There’s no chance the job of defensive line coach Larry Johnson is in jeopardy.

But Day has been pondering many major decisions, and the players understand that.

“It’s one of those things where whatever happens or does not happen, whatever coaches that I have on this staff, it’s not going to change the culture,” defensive tackle Robert Landers said. “It’s not going to change the mindset. We’re always going to be ready to work.

“When you are a part of the Silver Bullets, you are a part of the family. When you’re a part of the family, you know we’ll die for each other.
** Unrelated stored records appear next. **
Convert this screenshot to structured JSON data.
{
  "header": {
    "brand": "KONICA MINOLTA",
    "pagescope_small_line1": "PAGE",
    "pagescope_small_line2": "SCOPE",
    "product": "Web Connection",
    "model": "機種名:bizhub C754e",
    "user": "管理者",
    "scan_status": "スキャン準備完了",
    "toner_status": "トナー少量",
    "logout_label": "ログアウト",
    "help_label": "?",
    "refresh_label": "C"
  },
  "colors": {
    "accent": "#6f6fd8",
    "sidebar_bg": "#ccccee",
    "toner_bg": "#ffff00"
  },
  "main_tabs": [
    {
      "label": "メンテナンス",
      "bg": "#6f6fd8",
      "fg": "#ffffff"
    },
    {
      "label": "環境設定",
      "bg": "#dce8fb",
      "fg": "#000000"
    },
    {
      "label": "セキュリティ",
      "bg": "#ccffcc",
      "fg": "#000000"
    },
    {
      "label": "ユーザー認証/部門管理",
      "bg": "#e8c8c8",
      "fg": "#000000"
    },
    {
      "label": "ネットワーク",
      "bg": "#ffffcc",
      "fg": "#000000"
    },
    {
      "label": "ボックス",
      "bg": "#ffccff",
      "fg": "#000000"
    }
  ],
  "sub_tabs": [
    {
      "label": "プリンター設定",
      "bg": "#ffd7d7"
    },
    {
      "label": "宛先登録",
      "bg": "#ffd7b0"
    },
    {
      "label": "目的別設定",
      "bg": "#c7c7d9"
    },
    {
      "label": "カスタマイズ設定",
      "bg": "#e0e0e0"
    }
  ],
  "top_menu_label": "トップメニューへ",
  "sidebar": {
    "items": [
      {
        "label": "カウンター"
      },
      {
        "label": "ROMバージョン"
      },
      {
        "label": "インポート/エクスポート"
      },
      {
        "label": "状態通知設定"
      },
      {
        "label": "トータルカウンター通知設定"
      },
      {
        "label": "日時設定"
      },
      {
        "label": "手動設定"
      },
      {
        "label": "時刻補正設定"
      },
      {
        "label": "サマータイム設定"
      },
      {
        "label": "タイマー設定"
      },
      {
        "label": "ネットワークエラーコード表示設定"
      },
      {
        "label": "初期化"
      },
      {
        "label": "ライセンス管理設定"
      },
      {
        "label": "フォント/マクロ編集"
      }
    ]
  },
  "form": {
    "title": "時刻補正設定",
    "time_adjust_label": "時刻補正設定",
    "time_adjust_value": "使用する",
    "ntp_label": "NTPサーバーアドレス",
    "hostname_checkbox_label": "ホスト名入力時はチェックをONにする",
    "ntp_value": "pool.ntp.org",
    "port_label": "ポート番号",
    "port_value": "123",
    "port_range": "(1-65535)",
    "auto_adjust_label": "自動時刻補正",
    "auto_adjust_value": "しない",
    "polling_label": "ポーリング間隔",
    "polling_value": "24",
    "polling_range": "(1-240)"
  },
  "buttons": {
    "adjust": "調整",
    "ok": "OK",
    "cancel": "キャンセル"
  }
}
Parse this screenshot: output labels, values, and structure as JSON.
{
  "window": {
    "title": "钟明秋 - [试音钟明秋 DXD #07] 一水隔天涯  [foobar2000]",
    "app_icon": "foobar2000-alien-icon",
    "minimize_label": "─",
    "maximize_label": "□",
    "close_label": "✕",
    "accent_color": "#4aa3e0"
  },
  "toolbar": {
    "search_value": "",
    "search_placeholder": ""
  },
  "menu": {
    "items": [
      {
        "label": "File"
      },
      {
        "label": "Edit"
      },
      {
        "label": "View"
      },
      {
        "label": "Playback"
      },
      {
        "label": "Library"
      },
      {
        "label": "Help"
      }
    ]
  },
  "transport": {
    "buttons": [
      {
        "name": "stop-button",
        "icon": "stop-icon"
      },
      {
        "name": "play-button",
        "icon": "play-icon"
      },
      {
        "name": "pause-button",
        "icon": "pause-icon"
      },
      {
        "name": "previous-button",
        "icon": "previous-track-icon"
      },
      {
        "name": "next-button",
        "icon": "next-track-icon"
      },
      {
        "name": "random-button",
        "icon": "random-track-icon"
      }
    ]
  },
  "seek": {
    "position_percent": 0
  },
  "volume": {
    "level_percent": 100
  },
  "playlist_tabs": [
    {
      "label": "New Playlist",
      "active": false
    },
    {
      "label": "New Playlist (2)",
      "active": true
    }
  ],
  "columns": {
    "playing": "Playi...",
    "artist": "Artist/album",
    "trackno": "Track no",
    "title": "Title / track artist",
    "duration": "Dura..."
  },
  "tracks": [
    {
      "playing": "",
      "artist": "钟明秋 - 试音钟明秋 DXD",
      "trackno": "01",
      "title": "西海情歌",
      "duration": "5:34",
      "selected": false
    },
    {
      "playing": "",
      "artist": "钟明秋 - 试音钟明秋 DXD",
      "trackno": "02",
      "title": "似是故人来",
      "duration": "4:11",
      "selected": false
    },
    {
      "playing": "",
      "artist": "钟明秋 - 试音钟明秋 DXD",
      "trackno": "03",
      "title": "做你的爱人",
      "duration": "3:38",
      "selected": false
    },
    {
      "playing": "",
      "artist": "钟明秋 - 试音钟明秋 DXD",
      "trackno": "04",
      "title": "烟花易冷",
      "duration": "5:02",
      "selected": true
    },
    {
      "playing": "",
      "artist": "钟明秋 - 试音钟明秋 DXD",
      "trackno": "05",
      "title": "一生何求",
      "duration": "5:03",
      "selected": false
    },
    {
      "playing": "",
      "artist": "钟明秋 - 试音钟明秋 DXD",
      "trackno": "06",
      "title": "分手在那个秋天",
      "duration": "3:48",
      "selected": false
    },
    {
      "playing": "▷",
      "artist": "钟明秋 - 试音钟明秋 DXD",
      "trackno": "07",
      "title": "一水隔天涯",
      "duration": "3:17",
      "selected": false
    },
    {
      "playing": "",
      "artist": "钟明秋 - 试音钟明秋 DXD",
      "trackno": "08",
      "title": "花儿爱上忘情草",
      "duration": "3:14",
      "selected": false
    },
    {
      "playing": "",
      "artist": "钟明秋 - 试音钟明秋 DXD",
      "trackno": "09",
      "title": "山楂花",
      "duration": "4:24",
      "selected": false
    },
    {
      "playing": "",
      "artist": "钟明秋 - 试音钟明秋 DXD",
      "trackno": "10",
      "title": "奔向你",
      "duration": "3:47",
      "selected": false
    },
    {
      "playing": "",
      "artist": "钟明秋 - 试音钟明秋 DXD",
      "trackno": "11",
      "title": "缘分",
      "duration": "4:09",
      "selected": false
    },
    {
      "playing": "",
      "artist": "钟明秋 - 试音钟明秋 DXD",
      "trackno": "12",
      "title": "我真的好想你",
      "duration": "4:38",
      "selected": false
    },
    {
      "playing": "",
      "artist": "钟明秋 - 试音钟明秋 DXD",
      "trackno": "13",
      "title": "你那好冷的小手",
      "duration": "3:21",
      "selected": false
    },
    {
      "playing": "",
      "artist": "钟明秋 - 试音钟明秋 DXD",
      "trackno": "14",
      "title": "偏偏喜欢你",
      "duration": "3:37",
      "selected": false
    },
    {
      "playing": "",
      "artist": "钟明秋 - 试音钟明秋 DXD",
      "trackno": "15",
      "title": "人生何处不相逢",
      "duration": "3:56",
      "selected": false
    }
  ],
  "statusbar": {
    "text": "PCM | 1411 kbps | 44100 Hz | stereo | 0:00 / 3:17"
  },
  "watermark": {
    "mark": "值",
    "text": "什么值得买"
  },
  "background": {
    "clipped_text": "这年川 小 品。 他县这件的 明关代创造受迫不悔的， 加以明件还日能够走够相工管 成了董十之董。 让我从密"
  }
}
You we’re going to go out there week in, week out, day in, day out and give everything that we’ve got for one another.”

Some of the defenders thought they proved that in those last three games, which came after a surprisingly close 52-51 overtime victory at Maryland.

But it’s not like the Buckeyes came close to shutting out the rest of the schedule.

In the Rose Bowl, after they took a 28-3 lead in the third quarter, it seemed like the offense cashed in its chips, leaving the defense on the field time and again to stop the desperate Huskies. The defense, especially cornerbacks Kendall Sheffield and Jeffrey Okudah and the front line, played well the first three quarters, but then the Buckeyes gave up three touchdowns in the last 13 minutes.

Once safety Brendon White intercepted Washington’s two-point conversion attempt after the final TD with 42 seconds left, the secondary could leave the field with a bounce in its step.

“I think it says a lot about perseverance,” Okudah said. ”We heard a lot of stuff this year and it feels good to just go out go into 2019 on a positive note.”

Okudah’s rise showed the improvement that was masked by the overall problems the defense dealt with. The sophomore is a former five-star recruit whose best days appear to be ahead.

“I think during the year my confidence has been kind of going uphill, so just knowing I can never get too high, never get too low, and watching a lot of film, I’m a pretty confident — I mean, at this point, game 14, there’s no reason to be out there scared,” he said.

The way Okudah played “was pretty big,” he said, because “it gives the coaches some confidence going into next year and gives me some confidence.”

But it will be up to Day to decide which coaches and in what capacities.

  

Taylor on field

for final snap

When Ohio State took its final snap in the Rose Bowl, Brady Taylor was on the offensive line, just as he had expected to be all season.

But that snap on the Buckeyes’ kneel-down after they recovered an onside kick was the Ready graduate’s only snap after the season opener. Taylor was expected to start at center for Ohio State, but he fought knee issues.

He played as a backup in the opener against Oregon State before having arthroscopic knee surgery. He didn’t play again until offensive line coach Greg Studrawa had him take the final snap at right guard.

“It meant a lot to me,” Taylor said. “Coach Stud looked at me and told me to go in. He knows what I’ve been through in my five years here. It really brought a tear my eye. I closed out my career in a Rose Bowl and it’s something you dream about.”

Dispatch reporter Bill Rabinowitz contributed to this story.